The inspiration of respiration

Doctors, yoga fans proclaim virtues of conscious breathing

By Erin Middlewood, Columbian special projects reporter



Breathing for relaxation

• Sit quietly in a comfortable position with your eyes closed.

• Become aware of your breathing. Breathe in slowly and steadily from your belly.

• Each time you exhale, say the word “one” silently or out loud.

• Continue this for 10 to 20 minutes. As thoughts enter your mind, let them drift away.

Source: Kaiser Permanente

It’s the most basic human function, yet we hardly ever think about it.

“We take for granted that we are going to breathe in and then out, and if we don’t breathe in we die,” said Dana Layon, a Vancouver yoga instructor and author.

Conscious breathing, which Eastern religions have emphasized for millennia, now is gaining recognition in the West as a way to relieve stress, lower blood pressure, and give practitioners a sense of inner peace.

“Eastern traditions have known about this for thousands of years,” said Claudia Finkelstein, an associate professor of medicine at the University of Washington in Seattle. “Through Western science’s ability to measure the effects, it has been legitimized.”

Deep breathing activates the parasympathetic nervous system, responsible for the body’s function at rest, and deactivates the sympathetic nervous system, which is responsible for the fight-or-flight response.

The fight-or-flight response made great sense in the days when humans were confronted by predators, but now it kicks in round-the-clock for less deadly threats.

“Our current stresses aren’t often bears in the woods. It’s more like your boss,” Finkelstein said. “Our same sympathetic nervous system goes into overdrive, and it results in adverse health effects.”

Dr. Mike Lin of the Kaiser Permanente-Salmon Creek clinic north of Vancouver sees patients with these stress-related problems frequently. Patients complain of fatigue, difficulty sleeping, anxiety or that they just don’t feel well. Instead of writing a prescription for a pill, Lin often offers a handout on abdominal breathing along with a quick lesson.

“I tell people to practice it every day, maybe 10 to 20 minutes,” Lin said. “You want to be good at it, so if you are in a stressful situation you can relax.”

Layon, the yoga instructor, even teaches deep breathing to children. She tells them to breathe in to the count of five and out for five. She teaches adults to breathe in for 7 counts and out for 10. Above all, she instructs students to breathe through their noses.

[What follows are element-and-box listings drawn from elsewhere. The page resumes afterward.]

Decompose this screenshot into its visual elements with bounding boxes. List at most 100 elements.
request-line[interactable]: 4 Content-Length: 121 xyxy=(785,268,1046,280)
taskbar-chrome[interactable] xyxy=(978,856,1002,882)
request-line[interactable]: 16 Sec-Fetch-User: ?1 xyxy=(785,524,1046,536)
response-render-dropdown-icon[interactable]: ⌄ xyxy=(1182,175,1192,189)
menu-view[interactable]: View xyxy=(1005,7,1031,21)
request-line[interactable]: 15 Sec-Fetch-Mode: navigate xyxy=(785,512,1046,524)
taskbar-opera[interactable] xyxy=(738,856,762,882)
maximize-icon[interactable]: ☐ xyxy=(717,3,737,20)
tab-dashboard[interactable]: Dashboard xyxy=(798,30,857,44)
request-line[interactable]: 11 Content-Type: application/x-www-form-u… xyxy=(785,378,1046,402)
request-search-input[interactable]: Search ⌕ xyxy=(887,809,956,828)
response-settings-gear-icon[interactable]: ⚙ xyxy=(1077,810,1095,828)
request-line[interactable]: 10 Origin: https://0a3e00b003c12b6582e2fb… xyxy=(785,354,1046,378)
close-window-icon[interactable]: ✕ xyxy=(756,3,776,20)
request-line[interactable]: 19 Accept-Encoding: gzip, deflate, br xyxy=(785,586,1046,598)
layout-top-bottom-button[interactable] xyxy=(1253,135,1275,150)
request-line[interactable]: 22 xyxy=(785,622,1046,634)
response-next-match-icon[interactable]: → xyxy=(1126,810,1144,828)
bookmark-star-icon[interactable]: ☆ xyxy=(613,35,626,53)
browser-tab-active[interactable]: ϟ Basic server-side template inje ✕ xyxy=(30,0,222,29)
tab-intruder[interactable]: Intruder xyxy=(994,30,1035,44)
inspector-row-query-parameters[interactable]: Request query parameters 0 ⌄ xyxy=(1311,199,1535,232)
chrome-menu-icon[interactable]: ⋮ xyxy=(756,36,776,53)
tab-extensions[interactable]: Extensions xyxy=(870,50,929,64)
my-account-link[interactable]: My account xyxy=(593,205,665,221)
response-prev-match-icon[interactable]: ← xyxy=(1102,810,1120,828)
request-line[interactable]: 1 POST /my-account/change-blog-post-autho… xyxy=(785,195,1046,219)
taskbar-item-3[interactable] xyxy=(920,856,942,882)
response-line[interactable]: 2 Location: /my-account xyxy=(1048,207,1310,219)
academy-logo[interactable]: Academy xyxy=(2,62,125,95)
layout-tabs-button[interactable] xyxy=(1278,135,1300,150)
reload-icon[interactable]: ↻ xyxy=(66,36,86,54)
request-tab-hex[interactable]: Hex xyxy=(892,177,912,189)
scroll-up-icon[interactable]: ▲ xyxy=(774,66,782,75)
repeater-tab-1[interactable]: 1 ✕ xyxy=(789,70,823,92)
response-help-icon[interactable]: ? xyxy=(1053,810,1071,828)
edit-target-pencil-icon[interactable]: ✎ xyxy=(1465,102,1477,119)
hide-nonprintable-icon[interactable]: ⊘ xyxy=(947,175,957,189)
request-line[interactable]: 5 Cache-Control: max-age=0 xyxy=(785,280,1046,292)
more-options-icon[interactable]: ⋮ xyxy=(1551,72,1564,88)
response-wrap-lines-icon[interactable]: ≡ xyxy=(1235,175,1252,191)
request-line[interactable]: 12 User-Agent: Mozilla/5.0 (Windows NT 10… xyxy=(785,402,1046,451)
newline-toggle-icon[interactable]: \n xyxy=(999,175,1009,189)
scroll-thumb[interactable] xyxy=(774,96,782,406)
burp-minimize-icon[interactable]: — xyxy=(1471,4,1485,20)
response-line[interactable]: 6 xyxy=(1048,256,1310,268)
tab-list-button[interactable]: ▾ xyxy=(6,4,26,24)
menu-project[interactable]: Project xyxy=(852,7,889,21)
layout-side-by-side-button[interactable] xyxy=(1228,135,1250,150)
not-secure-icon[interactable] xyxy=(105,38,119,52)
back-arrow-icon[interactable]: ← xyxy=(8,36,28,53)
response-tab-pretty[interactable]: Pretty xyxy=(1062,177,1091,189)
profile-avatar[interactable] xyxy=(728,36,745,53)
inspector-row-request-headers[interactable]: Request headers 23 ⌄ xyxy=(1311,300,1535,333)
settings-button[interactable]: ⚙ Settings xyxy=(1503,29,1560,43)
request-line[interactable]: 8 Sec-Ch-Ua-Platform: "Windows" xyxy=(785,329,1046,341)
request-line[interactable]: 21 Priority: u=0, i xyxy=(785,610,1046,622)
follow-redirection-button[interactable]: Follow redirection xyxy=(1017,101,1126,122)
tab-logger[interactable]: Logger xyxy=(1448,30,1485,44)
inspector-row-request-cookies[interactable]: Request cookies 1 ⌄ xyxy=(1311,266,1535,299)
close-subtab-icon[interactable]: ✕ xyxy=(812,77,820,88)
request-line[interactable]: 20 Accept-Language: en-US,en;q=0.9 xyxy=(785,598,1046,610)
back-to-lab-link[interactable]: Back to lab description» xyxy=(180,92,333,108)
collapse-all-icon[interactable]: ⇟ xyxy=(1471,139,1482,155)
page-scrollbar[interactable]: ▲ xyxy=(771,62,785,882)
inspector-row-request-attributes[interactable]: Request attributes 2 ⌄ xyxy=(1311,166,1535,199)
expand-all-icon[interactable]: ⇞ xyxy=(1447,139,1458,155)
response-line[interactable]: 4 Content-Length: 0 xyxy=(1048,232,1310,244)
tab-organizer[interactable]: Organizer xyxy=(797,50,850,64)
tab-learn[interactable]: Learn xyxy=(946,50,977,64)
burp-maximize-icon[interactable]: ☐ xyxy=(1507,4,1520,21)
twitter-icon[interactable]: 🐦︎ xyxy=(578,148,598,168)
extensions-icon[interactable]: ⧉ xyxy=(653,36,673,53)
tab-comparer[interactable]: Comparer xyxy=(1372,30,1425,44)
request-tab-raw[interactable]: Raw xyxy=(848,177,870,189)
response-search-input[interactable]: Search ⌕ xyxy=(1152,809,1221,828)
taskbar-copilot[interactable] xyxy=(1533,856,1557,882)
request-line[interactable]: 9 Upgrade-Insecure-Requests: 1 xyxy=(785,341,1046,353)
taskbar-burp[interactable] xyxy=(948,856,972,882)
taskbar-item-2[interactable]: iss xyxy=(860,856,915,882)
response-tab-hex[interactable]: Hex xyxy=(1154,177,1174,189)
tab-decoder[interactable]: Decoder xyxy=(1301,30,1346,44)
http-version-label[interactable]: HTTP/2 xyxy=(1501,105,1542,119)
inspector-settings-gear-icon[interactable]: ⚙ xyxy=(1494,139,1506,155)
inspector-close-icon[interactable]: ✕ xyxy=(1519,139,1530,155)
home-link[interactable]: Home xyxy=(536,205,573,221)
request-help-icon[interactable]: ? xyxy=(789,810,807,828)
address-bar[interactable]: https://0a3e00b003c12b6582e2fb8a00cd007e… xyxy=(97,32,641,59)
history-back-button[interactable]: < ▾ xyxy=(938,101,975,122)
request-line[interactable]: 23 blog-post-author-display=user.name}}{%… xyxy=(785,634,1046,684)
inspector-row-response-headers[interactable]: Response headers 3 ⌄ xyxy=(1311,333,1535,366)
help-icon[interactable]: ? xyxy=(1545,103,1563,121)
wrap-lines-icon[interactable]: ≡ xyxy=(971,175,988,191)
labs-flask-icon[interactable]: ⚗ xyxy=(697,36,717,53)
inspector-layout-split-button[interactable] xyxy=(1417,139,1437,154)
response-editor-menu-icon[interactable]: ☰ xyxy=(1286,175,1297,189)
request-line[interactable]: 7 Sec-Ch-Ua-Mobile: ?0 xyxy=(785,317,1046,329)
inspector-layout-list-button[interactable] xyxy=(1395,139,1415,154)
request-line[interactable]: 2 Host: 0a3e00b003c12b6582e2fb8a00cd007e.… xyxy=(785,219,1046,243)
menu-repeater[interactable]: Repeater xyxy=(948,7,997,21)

“The mouth wasn’t made to breathe but to eat — or as my yoga teacher said, to kiss,” Layon said. “What happens is we mouth-breathe a lot and hold our breath without realizing it. We only take in about a third of our lung capacity. Then the rest of the systems of the body don’t work as well because we’re not giving it enough oxygen. When we nose-breathe, we fully use our lung capacity it ignites all the other systems of the body.”

One company has developed a device to teach users to breathe slowly and deeply.

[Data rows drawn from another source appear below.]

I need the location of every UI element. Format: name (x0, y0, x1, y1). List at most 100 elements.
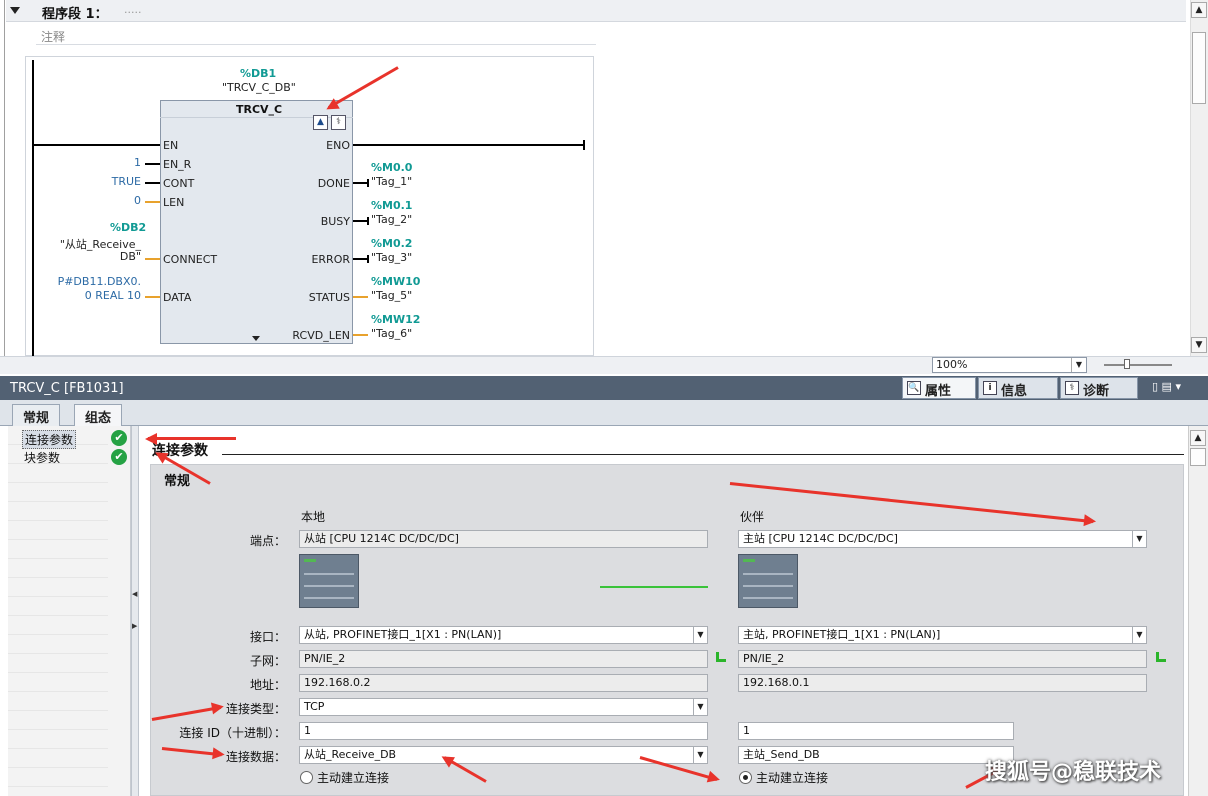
right-rail-end (583, 140, 585, 150)
wire-en-r (145, 163, 160, 165)
tab-configuration[interactable]: 组态 (74, 404, 123, 427)
tab-properties-label: 属性 (925, 384, 952, 399)
input-value-cont[interactable]: TRUE (100, 175, 141, 188)
dropdown-arrow-icon[interactable]: ▼ (1132, 531, 1146, 547)
instance-db-addr: %DB1 (240, 67, 277, 80)
local-connection-data-select[interactable]: 从站_Receive_DB (299, 746, 708, 764)
dropdown-arrow-icon[interactable]: ▼ (693, 627, 707, 643)
ok-check-icon: ✔ (111, 449, 127, 465)
scroll-down-icon[interactable]: ▼ (1191, 337, 1207, 353)
partner-cpu-image (738, 554, 798, 608)
partner-connection-data-select[interactable]: 主站_Send_DB (738, 746, 1014, 764)
output-tag-done[interactable]: "Tag_1" (371, 175, 412, 188)
label-connection-data: 连接数据： (225, 750, 286, 764)
partner-subnet-field: PN/IE_2 (738, 650, 1147, 668)
pin-done: DONE (317, 177, 350, 190)
pin-en: EN (163, 139, 179, 152)
label-interface: 接口： (249, 630, 286, 644)
partner-address-field: 192.168.0.1 (738, 674, 1147, 692)
label-endpoint: 端点： (249, 534, 286, 548)
local-subnet-field: PN/IE_2 (299, 650, 708, 668)
output-tag-status[interactable]: "Tag_5" (371, 289, 412, 302)
connection-line (600, 586, 708, 588)
function-block-type: TRCV_C (236, 103, 283, 116)
partner-endpoint-select[interactable]: 主站 [CPU 1214C DC/DC/DC] (738, 530, 1147, 548)
comment-label[interactable]: 注释 (41, 28, 65, 45)
pin-cont: CONT (163, 177, 195, 190)
dropdown-arrow-icon[interactable]: ▼ (1132, 627, 1146, 643)
input-value-data-1[interactable]: P#DB11.DBX0. (40, 275, 141, 288)
tab-info[interactable]: i 信息 (978, 377, 1058, 399)
wire-len (145, 201, 160, 203)
partner-interface-select[interactable]: 主站, PROFINET接口_1[X1 : PN(LAN)] (738, 626, 1147, 644)
section-divider (222, 454, 1184, 455)
block-config-icon[interactable]: ▲ (313, 115, 328, 130)
wire-data (145, 296, 160, 298)
wire-done (353, 182, 368, 184)
scroll-thumb[interactable] (1190, 448, 1206, 466)
input-value-en-r[interactable]: 1 (100, 156, 141, 169)
zoom-slider[interactable] (1104, 364, 1172, 366)
network-title-placeholder[interactable]: ..... (124, 3, 141, 16)
network-icon (1156, 652, 1166, 662)
local-interface-select[interactable]: 从站, PROFINET接口_1[X1 : PN(LAN)] (299, 626, 708, 644)
dropdown-arrow-icon[interactable]: ▼ (693, 699, 707, 715)
scroll-up-icon[interactable]: ▲ (1190, 430, 1206, 446)
dropdown-arrow-icon[interactable]: ▼ (693, 747, 707, 763)
local-active-connection-radio[interactable] (300, 771, 313, 784)
connection-type-select[interactable]: TCP (299, 698, 708, 716)
scroll-up-icon[interactable]: ▲ (1191, 2, 1207, 18)
ok-check-icon: ✔ (111, 430, 127, 446)
coil-done (367, 179, 369, 187)
partner-active-connection-label[interactable]: 主动建立连接 (756, 769, 828, 786)
zoom-slider-handle[interactable] (1124, 359, 1130, 369)
output-tag-rcvd-len[interactable]: "Tag_6" (371, 327, 412, 340)
local-cpu-image (299, 554, 359, 608)
zoom-dropdown-icon[interactable]: ▼ (1071, 358, 1086, 372)
output-tag-busy[interactable]: "Tag_2" (371, 213, 412, 226)
output-addr-error: %M0.2 (371, 237, 413, 250)
pin-connect: CONNECT (163, 253, 218, 266)
window-controls[interactable]: ▯ ▤ ▾ (1152, 380, 1181, 393)
output-addr-rcvd-len: %MW12 (371, 313, 421, 326)
tab-info-label: 信息 (1001, 384, 1028, 399)
collapse-icon[interactable] (10, 7, 20, 14)
output-tag-error[interactable]: "Tag_3" (371, 251, 412, 264)
column-partner: 伙伴 (740, 510, 765, 524)
partner-active-connection-radio[interactable] (739, 771, 752, 784)
wire-status (353, 296, 368, 298)
input-value-len[interactable]: 0 (100, 194, 141, 207)
tab-properties[interactable]: 🔍 属性 (902, 377, 976, 399)
tab-general[interactable]: 常规 (12, 404, 61, 426)
coil-busy (367, 217, 369, 225)
editor-left-border (4, 0, 5, 374)
zoom-select[interactable]: 100% (932, 357, 1087, 373)
network-header[interactable] (6, 0, 1186, 22)
local-connection-id-input[interactable]: 1 (299, 722, 708, 740)
instance-db-name[interactable]: "TRCV_C_DB" (222, 81, 296, 94)
inspector-tabs-row (0, 400, 1208, 426)
input-addr-connect: %DB2 (110, 221, 147, 234)
inspector-title: TRCV_C [FB1031] (10, 381, 124, 396)
output-addr-done: %M0.0 (371, 161, 413, 174)
partner-connection-id-input[interactable]: 1 (738, 722, 1014, 740)
tree-item-connection-params[interactable]: 连接参数 (22, 430, 77, 449)
pin-busy: BUSY (320, 215, 350, 228)
expand-block-icon[interactable] (252, 336, 260, 341)
local-active-connection-label[interactable]: 主动建立连接 (317, 769, 389, 786)
power-line-eno (353, 144, 585, 146)
block-diagnostics-icon[interactable]: ⚕ (331, 115, 346, 130)
local-address-field: 192.168.0.2 (299, 674, 708, 692)
pin-status: STATUS (308, 291, 350, 304)
network-title[interactable]: 程序段 1： (42, 3, 108, 22)
inspector-scrollbar[interactable] (1188, 426, 1208, 796)
scroll-thumb[interactable] (1192, 32, 1206, 104)
annotation-arrow (148, 437, 236, 440)
network-comment[interactable] (36, 25, 596, 45)
input-value-data-2[interactable]: 0 REAL 10 (40, 289, 141, 302)
collapse-left-icon[interactable]: ◀ (132, 590, 138, 598)
tree-item-block-params[interactable]: 块参数 (22, 449, 62, 466)
group-title: 常规 (164, 474, 191, 489)
tab-diagnostics[interactable]: ⚕ 诊断 (1060, 377, 1138, 399)
input-value-connect-2[interactable]: DB" (40, 250, 141, 263)
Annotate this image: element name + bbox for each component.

The Israeli company InterCure in 2000 obtained FDA approval for a device called Resperate that lowers blood pressure without medication, and has been selling it over-the-counter since 2003.

Resperate is a little box with earphones and a sensor. The sensor rests on the abdomen to monitor breathing. The earphones pipe music and customized prompts to help the user slow breathing.

Ten clinical trials have shown that people who regularly use the device have lower blood pressure.

“It’s often considered as alternative medicine, but we base it on medical science,” said Tom Kirwan, Resperate’s director of consumer marketing. “The key to Resperate is as it brings you down to less than 10 breaths per minute, it’s effortless.”

$300 coach

About 200,000 people use Resperate, which sells for about $300. Yvonne Fowler, 66, of Vancouver is one of them. She spotted an advertisement in an airline magazine a couple of years ago and decided it was something she wanted to try, even though she doesn’t suffer from hypertension.

“I see a lot of problems with patients because they don’t have good lung capacity,” said Fowler, a licensed practical nurse.

She sits down with the device three times a day for 10 minutes each. Even when she’s not using the device, it helps her, she said.

“During the day if I’m not breathing properly I hear the music coming to me, and I correct my breathing,” Fowler said. “It’s easier for me to take a deep breath. It’s easier for me to walk and breathe at the same time.”

The external prompts take the thinking and counting out of deep breathing exercises, and are the key to Resperate’s success at lowering blood pressure, Kirwan said.

But others say you don’t need a machine to reap the benefits of breath.

“You certainly do not need anything more than a quiet place to sit,” said Finkelstein, who teaches relaxation techniques to high-strung medical students. When things get crazy at work, she disappears into the bathroom for five deep breaths. “You press your own reset buttons with a few deep breaths in a quiet place,” she said.

Practicing deep breathing every day is simple, but not the sort of quick fix Americans tend to seek, Finkelstein said. The effects, however, can be profound.

“If we all stopped and took a deep breath once a day,” she said, “the world would be a nicer place.”